Mapp said the taxes seek what he believes is “a reasonable contribution” from visitors to maintain infrastructure and to preserve the environment which they enjoy.

“It is important to emphasize that the new revenues we are seeking are not from the usual source – the business community or the backs of the working people and retirees of the Virgin Islands. Simply put, this bill seeks a reasonable contribution from the visitors to our shores and a slight burden on our business community to collect these revenues," Mapp said in the statement.

The tax increases in this legislation are a component of a larger plan that relies heavily on optimistic projections for large increases in the number of companies the territory can attract to set up offices in the territory in exchange for V.I. Economic Development Authority tax breaks.
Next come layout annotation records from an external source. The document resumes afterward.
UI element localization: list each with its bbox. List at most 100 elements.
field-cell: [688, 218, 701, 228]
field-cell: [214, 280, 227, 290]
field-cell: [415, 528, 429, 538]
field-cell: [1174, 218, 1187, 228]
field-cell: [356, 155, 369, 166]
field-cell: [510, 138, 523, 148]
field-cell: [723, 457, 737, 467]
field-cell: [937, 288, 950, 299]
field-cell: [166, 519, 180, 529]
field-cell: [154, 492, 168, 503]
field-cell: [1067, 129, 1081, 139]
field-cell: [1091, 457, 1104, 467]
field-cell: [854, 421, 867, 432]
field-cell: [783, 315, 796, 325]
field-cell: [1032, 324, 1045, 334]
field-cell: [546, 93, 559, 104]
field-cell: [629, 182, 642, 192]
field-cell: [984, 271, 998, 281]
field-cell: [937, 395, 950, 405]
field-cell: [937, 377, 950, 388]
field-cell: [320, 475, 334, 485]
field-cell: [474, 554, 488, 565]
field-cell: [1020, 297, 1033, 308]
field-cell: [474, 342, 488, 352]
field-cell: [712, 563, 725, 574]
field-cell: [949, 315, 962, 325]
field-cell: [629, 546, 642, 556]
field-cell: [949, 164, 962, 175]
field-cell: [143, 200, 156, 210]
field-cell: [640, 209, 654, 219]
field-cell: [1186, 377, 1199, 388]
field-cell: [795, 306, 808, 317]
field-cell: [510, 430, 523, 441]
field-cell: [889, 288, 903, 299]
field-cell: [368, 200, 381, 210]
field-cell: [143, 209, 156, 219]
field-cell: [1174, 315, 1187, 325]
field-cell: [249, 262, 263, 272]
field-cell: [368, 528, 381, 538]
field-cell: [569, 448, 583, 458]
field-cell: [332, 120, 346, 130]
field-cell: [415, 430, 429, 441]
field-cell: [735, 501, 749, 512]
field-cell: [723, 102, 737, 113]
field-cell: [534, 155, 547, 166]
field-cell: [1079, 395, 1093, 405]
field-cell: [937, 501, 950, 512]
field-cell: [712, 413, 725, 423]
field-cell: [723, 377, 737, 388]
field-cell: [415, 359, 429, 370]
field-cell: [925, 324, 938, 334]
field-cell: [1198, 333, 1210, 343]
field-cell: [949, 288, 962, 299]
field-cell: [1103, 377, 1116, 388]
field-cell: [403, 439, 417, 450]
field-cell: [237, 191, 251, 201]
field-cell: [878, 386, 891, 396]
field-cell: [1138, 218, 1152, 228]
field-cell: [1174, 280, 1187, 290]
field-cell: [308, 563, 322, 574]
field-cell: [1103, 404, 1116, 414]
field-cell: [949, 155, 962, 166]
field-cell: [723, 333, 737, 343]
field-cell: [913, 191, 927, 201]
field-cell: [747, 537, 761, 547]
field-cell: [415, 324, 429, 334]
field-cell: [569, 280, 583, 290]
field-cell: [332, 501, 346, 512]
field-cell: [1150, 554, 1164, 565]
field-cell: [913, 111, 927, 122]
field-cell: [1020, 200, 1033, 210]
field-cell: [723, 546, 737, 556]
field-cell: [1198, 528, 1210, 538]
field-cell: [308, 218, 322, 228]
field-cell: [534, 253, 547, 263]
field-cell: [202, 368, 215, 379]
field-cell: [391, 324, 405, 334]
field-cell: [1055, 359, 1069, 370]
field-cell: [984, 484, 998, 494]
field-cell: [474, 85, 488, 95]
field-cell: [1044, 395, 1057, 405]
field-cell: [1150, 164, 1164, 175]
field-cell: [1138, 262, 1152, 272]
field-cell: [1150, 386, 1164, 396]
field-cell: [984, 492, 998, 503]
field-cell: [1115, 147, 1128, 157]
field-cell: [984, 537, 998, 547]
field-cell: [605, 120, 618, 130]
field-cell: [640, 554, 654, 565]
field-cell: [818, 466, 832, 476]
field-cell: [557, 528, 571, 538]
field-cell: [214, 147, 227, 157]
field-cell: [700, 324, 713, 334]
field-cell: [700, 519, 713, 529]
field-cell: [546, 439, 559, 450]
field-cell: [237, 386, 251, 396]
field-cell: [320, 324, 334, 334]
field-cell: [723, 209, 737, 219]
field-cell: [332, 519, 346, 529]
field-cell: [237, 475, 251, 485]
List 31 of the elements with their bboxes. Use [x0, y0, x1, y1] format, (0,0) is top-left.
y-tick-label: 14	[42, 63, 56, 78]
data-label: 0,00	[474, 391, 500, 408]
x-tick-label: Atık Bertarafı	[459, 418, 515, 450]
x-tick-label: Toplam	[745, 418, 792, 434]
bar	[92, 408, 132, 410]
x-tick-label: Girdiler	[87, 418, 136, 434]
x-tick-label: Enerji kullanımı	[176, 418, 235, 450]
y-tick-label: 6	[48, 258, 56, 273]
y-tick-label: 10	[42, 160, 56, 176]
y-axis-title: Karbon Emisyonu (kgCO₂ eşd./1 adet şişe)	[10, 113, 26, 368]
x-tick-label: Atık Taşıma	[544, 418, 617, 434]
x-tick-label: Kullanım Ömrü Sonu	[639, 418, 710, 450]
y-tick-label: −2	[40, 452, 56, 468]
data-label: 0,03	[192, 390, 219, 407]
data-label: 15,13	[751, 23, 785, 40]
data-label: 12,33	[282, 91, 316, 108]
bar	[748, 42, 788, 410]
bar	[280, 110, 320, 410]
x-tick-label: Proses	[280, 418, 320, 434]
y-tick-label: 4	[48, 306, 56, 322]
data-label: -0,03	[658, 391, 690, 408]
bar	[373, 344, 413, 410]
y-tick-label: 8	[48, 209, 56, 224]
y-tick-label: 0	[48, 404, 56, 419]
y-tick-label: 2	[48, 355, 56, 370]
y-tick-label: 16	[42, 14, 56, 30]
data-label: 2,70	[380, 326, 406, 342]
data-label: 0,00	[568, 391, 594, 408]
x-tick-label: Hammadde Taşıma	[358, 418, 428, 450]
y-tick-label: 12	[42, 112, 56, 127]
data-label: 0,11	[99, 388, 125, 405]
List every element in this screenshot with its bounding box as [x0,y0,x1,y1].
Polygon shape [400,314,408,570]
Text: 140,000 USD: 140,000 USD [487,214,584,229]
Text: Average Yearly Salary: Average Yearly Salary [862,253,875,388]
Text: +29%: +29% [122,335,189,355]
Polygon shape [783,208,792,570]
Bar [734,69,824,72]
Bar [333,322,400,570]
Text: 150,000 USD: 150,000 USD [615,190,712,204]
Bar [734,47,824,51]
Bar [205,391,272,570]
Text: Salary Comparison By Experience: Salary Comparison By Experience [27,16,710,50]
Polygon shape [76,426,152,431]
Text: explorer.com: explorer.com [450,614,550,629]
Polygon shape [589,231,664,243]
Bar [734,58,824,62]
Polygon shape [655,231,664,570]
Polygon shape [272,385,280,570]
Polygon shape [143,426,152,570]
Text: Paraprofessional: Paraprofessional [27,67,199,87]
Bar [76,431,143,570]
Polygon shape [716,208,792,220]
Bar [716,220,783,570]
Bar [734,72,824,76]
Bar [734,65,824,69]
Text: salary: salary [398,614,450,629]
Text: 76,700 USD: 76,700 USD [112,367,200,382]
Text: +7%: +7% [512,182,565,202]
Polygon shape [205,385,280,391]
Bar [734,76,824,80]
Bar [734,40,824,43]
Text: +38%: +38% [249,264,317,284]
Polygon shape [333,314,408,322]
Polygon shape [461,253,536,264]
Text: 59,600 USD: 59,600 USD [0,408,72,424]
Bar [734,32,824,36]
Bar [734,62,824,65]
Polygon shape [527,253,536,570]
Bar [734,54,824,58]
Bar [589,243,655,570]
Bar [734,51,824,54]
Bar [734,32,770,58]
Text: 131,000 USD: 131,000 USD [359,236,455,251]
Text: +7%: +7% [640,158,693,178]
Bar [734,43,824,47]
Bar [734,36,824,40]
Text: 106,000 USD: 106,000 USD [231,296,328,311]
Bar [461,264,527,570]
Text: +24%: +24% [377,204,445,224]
Mapp officials project the deficit can be eliminated by 2021 with the plan’s combination of tax increases, increased VIEDA revenues and a boost in overall economic development.

The territory is facing ongoing structural deficits of $170 million per year, in a roughly $1 billion annual budget. In March, the government enacted pay raises adding about $30 million per year to the structural deficit. The administration proposed a $426 million borrowing package in September, including operating funds and new capital projects. The Legislature approved a smaller, $247 million plan that eliminated the capital projects for now. (See Related Links below)

Mapp’s proposal would also establish a separate account to pay government employees who won a recent court appeal concerning emergency eight percent pay cuts imposed in 2011 amid the budget deficit that year. In November, the Third Circuit Court of Appeals ruled the 2011 pay cut violated the U.S. Constitution’s contracts clause, overturning a 2012 District Court decision upholding the legislation causing the pay cuts. [Third Circuit Order on 2011 V.I. Pay Cuts]

The ruling, by a three-judge panel, sends the case back for reconsideration by U.S. District Court in the Virgin Islands. The ruling affects an ongoing arbitration between the government and several unions, but it does not automatically mandate that the government pay the lost wages.